LESSONS LEARNED AT A PANTOMIME

(By an Intelligent Schoolboy)

That demons are much given to making bad puns, and have on their visiting lists the most beautiful of the fairies.

That the attendants upon the demons (presumably their victims) spend much of their time in break-downs.

That the chief amusement in Fairyland is to stand upon one toe for a distressingly long time.

That the fairies, when they speak, don't seem to have more H.'s to their tongues, than clothes to their backs.

That the fairies have particularly fair complexions, considering they dance so much in the sunlight.
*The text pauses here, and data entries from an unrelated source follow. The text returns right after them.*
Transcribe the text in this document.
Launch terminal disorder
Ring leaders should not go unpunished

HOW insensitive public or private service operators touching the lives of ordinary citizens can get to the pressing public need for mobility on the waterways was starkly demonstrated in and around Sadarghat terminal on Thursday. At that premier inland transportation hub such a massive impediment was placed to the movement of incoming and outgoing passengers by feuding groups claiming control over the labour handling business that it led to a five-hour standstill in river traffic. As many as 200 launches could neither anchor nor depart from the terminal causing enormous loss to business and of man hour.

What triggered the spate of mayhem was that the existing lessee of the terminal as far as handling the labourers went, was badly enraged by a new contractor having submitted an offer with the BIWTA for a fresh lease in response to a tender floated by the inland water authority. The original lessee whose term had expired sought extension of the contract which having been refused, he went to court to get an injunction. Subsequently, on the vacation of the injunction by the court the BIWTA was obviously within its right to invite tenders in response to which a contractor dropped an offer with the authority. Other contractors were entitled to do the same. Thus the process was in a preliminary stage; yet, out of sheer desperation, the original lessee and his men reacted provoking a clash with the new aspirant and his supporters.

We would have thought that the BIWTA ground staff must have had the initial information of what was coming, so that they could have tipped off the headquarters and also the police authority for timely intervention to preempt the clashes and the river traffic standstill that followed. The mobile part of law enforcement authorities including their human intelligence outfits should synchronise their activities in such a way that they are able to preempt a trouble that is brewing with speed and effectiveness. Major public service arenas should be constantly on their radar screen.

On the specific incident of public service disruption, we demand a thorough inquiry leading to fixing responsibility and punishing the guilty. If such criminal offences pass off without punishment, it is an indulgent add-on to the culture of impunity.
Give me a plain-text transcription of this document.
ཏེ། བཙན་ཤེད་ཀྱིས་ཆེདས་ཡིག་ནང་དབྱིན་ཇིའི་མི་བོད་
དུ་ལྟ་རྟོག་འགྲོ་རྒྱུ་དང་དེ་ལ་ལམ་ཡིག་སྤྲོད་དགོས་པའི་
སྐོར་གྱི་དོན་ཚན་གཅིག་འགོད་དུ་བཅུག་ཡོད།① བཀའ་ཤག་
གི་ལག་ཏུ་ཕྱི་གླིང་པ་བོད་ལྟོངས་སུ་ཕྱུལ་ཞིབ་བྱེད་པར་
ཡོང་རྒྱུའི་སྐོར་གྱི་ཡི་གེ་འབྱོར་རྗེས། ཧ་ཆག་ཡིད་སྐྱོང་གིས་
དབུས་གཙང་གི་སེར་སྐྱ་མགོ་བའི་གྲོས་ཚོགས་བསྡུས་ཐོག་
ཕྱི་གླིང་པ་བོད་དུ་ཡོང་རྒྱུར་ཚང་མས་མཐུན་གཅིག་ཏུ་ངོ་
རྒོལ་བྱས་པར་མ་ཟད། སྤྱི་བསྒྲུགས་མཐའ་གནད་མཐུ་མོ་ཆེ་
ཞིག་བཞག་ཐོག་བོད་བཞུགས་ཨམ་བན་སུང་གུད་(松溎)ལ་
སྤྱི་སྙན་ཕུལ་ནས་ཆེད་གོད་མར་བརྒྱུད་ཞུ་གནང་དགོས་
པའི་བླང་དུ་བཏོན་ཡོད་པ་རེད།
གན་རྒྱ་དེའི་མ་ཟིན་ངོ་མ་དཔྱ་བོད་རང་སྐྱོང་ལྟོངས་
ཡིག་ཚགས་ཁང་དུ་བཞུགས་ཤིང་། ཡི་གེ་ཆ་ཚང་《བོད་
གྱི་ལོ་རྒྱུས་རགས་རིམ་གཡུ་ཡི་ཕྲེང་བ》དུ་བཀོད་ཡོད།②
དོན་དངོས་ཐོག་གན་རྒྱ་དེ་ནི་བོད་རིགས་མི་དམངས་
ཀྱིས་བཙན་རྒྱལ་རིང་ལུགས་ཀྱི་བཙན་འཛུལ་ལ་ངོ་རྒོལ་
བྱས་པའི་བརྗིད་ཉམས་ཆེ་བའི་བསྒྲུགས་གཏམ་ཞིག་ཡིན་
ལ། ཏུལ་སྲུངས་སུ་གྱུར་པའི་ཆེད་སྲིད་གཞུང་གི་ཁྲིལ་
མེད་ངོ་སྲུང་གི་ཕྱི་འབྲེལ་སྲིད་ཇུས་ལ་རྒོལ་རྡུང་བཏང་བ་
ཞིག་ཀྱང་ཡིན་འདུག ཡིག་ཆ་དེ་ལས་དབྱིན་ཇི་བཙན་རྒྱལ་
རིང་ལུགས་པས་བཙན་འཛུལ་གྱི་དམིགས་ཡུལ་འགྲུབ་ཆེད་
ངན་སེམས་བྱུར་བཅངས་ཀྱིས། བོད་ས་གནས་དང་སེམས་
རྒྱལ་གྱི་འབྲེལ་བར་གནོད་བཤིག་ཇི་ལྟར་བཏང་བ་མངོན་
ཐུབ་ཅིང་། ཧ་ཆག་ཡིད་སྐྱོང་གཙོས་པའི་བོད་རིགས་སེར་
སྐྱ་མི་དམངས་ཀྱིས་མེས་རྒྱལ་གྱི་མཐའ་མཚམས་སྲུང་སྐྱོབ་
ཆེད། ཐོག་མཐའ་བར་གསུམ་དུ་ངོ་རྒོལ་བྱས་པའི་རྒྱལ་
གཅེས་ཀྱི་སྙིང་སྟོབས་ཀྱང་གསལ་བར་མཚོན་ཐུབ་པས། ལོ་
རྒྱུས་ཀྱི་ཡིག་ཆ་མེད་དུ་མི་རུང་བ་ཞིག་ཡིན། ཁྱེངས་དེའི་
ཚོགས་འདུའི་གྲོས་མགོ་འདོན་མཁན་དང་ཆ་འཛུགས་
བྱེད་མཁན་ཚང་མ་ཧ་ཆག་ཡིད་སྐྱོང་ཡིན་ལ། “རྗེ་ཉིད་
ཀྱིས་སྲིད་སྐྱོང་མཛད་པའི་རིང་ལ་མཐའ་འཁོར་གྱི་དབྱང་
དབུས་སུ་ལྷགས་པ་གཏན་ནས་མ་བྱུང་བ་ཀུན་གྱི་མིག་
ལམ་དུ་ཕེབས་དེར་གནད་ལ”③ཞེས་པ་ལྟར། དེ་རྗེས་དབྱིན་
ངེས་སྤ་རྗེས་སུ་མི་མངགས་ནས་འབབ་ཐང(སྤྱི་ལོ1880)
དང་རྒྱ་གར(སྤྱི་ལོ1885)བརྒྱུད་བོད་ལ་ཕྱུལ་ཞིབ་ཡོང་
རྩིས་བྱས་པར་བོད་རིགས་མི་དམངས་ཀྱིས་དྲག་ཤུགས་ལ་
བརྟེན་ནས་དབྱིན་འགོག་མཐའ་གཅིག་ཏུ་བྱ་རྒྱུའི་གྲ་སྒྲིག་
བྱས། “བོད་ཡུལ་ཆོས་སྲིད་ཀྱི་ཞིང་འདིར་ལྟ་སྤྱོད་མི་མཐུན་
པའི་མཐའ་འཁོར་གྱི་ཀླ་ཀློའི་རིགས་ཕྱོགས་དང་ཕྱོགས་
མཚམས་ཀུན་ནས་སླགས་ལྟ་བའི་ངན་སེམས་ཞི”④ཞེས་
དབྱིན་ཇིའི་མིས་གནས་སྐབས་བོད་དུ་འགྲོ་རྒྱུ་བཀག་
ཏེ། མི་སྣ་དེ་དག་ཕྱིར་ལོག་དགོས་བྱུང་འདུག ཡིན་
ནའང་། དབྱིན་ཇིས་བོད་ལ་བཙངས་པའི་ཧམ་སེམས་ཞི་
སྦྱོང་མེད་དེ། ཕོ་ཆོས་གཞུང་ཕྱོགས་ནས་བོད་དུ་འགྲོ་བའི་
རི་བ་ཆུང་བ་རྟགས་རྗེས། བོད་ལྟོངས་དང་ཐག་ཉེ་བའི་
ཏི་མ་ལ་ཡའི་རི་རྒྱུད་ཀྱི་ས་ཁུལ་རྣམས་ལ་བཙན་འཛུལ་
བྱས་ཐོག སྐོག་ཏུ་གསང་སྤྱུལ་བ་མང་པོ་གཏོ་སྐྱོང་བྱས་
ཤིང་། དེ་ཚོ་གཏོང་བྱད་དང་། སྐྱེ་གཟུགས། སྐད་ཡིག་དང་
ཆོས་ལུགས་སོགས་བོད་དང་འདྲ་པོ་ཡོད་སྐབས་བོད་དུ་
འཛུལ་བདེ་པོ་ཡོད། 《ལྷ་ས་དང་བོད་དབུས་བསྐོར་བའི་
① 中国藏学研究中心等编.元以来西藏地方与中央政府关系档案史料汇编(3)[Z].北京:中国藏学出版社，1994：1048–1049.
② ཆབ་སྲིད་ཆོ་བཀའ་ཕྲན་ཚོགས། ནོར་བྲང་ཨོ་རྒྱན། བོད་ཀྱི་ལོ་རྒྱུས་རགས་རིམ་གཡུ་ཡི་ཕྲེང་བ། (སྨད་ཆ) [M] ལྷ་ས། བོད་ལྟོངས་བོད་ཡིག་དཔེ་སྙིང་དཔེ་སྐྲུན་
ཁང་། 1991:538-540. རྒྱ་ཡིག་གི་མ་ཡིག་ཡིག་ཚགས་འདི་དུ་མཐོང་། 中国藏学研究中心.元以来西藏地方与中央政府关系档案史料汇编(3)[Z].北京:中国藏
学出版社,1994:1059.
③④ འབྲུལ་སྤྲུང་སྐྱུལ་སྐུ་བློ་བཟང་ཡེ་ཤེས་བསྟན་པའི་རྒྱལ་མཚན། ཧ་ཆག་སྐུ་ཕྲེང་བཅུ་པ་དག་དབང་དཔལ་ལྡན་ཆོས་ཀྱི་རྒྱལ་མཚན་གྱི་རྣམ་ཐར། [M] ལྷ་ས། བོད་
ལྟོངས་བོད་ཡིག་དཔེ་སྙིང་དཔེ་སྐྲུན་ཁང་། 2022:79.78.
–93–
That the tight and scanty costume of the fairies is most insufficient protection from the showers that must be required to produce the gigantic and highly-coloured fairy flora.

That the chief fairy (to judge from her allusions to current events) must take in the daily papers.

That harlequin is always shaking his bat, but nothing seems to come of it, and that it is hard to say why he comes on or goes off, or, in short, what he's at altogether.

That if clown and pantaloon want to catch columbine, it is hard to see why they don't catch her.

That pantaloon must have been greatly neglected by his children to be exposed without some filial protection to such ill-usage from clown.

That clown leads a reckless and abandoned life, between thefts, butter-slides, hot pokers, nurse-maids, and murdered babies, and on the whole is lucky to escape hanging.

That policemen are made to be chaffed, cuffed, chased, and knocked head-over-heels.